Saviano raconte ensuite l’horrible massacre par les mafieux napolitains de six émigrés africains criblés de balles près de Naples dans une cité abandonnée Castel Volturno, et leur redit son admiration pour s’être levés en masse contre cette barbarie: « ceux qui sont venus faire les travaux que les Italiens ne veulent plus faire, qui ont défendu nos droits les plus élémentaires ». Et ses paroles sont illustrées, à chaque fois par des extraits de film tout à fait convaincants! Il parle aussi de Francesco Cavone, l’un des chefs de la Camorra , emprisonné depuis dix ans comme son fils, et de la lettre qu’il lui a envoyé pour l’adjurer de se repentir et de collaborer avec la police, de façon à donner enfin un sens à sa vie…

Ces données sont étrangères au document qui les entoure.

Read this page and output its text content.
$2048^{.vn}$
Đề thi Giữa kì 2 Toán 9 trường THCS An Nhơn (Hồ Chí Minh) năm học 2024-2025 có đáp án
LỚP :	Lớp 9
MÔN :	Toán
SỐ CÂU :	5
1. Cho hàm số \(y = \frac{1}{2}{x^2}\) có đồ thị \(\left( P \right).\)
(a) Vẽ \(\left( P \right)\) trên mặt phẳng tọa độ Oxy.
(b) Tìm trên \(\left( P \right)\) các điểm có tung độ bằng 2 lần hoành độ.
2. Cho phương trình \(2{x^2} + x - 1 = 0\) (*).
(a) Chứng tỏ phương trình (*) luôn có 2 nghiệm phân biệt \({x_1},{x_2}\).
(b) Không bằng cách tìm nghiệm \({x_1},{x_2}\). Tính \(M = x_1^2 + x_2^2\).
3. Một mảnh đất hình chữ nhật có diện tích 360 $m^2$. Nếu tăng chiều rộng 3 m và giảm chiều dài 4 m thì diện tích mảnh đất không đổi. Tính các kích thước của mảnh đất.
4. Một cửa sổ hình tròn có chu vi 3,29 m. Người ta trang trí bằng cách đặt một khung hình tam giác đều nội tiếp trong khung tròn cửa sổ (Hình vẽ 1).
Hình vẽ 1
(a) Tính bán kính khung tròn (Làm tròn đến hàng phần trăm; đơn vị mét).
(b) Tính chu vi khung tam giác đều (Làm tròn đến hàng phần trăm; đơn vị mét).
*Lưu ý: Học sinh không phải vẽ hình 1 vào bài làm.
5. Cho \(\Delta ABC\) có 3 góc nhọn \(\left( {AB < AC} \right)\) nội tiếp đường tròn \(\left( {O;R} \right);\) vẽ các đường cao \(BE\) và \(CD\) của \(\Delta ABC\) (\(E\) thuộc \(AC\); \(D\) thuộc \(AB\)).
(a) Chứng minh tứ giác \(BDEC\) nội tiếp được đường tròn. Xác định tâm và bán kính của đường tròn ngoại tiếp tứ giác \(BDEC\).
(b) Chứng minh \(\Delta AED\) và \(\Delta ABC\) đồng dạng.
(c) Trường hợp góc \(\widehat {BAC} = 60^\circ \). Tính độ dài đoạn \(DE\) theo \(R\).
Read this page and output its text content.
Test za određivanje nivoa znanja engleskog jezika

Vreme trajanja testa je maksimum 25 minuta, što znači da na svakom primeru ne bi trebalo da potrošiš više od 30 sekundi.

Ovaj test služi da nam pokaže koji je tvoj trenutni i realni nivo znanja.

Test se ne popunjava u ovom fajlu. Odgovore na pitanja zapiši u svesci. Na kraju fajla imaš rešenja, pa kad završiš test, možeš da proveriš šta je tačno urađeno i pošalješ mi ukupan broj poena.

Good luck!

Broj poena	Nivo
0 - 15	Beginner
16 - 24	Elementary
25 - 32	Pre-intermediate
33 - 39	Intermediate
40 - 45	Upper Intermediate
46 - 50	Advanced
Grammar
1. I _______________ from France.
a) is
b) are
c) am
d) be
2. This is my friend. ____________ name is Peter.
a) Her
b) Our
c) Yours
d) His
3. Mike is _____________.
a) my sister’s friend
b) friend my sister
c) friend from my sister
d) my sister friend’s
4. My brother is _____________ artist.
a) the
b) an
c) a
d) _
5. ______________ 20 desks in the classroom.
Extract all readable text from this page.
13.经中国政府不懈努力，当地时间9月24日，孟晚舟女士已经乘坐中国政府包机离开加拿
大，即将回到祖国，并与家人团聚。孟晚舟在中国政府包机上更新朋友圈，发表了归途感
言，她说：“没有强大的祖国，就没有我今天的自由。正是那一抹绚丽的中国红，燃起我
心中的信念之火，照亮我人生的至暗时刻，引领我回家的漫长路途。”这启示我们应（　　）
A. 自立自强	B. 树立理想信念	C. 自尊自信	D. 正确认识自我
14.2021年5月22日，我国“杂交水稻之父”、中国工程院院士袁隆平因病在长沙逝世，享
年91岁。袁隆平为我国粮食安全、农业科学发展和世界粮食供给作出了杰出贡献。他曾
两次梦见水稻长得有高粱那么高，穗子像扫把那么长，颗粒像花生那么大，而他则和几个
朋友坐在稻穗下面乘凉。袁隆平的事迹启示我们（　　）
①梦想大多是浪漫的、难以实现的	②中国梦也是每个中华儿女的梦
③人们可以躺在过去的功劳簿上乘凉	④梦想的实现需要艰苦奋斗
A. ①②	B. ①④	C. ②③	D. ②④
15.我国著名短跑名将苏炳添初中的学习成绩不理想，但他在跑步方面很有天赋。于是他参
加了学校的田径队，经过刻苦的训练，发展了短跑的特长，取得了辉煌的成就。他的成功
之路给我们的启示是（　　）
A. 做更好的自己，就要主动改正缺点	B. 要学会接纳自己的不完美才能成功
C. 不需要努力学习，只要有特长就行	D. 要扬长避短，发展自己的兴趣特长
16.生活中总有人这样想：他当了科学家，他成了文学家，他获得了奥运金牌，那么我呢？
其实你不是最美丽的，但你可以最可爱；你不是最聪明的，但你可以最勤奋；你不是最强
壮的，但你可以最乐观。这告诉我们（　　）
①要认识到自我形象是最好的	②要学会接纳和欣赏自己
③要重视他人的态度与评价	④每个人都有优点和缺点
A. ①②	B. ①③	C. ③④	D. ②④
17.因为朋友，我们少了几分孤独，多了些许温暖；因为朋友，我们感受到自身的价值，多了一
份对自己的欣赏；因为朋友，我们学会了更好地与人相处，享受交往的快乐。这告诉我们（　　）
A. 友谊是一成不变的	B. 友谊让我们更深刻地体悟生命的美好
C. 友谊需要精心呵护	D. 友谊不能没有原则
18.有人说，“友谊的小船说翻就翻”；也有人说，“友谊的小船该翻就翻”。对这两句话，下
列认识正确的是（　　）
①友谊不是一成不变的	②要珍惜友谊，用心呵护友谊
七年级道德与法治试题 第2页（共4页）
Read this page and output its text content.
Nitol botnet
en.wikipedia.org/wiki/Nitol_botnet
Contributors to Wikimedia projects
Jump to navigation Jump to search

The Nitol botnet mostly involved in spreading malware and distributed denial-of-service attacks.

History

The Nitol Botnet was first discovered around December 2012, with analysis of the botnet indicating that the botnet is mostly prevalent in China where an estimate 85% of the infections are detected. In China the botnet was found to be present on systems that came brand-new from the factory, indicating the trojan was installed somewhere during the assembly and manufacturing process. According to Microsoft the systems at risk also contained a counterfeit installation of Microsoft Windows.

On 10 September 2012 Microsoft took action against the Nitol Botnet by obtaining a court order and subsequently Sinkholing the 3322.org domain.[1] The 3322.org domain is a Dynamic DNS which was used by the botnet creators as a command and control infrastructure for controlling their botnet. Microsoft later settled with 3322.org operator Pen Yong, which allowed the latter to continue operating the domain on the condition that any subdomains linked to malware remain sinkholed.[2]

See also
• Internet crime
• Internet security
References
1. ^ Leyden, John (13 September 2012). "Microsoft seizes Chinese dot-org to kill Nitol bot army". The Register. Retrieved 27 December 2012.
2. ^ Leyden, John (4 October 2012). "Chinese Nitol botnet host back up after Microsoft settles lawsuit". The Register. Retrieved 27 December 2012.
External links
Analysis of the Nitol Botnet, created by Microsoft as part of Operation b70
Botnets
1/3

Et Saviano s’en prend aussi aux hommes politiques comme Nicola Cosati , ministre de la famille qu’il accuse, sans détour d’avoir des liens avec la maffia. Les mots sont nets et précis: » Vous êtes devenus des marionnettes, alors que vous croyez être des marionnettistes ». Et il dénonce sans hésitation la machine économique ultra puissante que la maffia a réussi à mettre en place et qui a gangrené jusqu’au plus haut sommet de l’Etat italien, et a même étendu son pouvoir jusqu’en Espagne ou en Allemagne, au Maroc… et en France! Mais Saviano évoque aussi des personnalités qui n’ont jamais cédé, jamais accepté de renoncer à leurs idées comme les écrivains Primo Levi, Varlam Chalamov ou Vassili Grossmann à Treblinka, ou encore le célèbre écrivain nigérien Ken Sao-Wiwa, (condamné et pendu par le dictateur Abada, parce qu’il avait osé dénoncer la pollution en mer des industries pétrolières dans le delta ). La Shell avait été obligé de verser une énorme compensation financière au peuple Ogi qui subissait cette pollution pour éviter un procès. Ou des hommes qui se sont battus contre une maladie qui les pénalisait gravement comme le footballeur Lionel Messi ou le pianiste Michel Petrucciani sur l’art duquel il finit cet exorcisme du mal et du malheur qui s’abat sur les hommes.
Ne renoncez jamais à vous battre contre le crime organisé comme celui qui sévit actuellement sur l’Italie, même si votre vie est mise en danger, nous dit, avec un courage formidable, ce jeune écrivain qui se sait menacé de mort en permanence, et dont la seule force-mais quelle force!- reste celle de la parole. Et le public l’a de nouveau applaudi très longuement et très chaleureusement. On lui souhaite que sa lutte soit enfin le point de départ d’une véritable reprise en main de l’Etat sur le pays tout entier qui, pour le moment, n’a de démocratie que le nom.
Merci à Emmanuel Demarcy-Motta qui a bien fait de l’inviter au Théâtre de la Ville, même s’il n’y a pu y avoir qu’une seule représentation.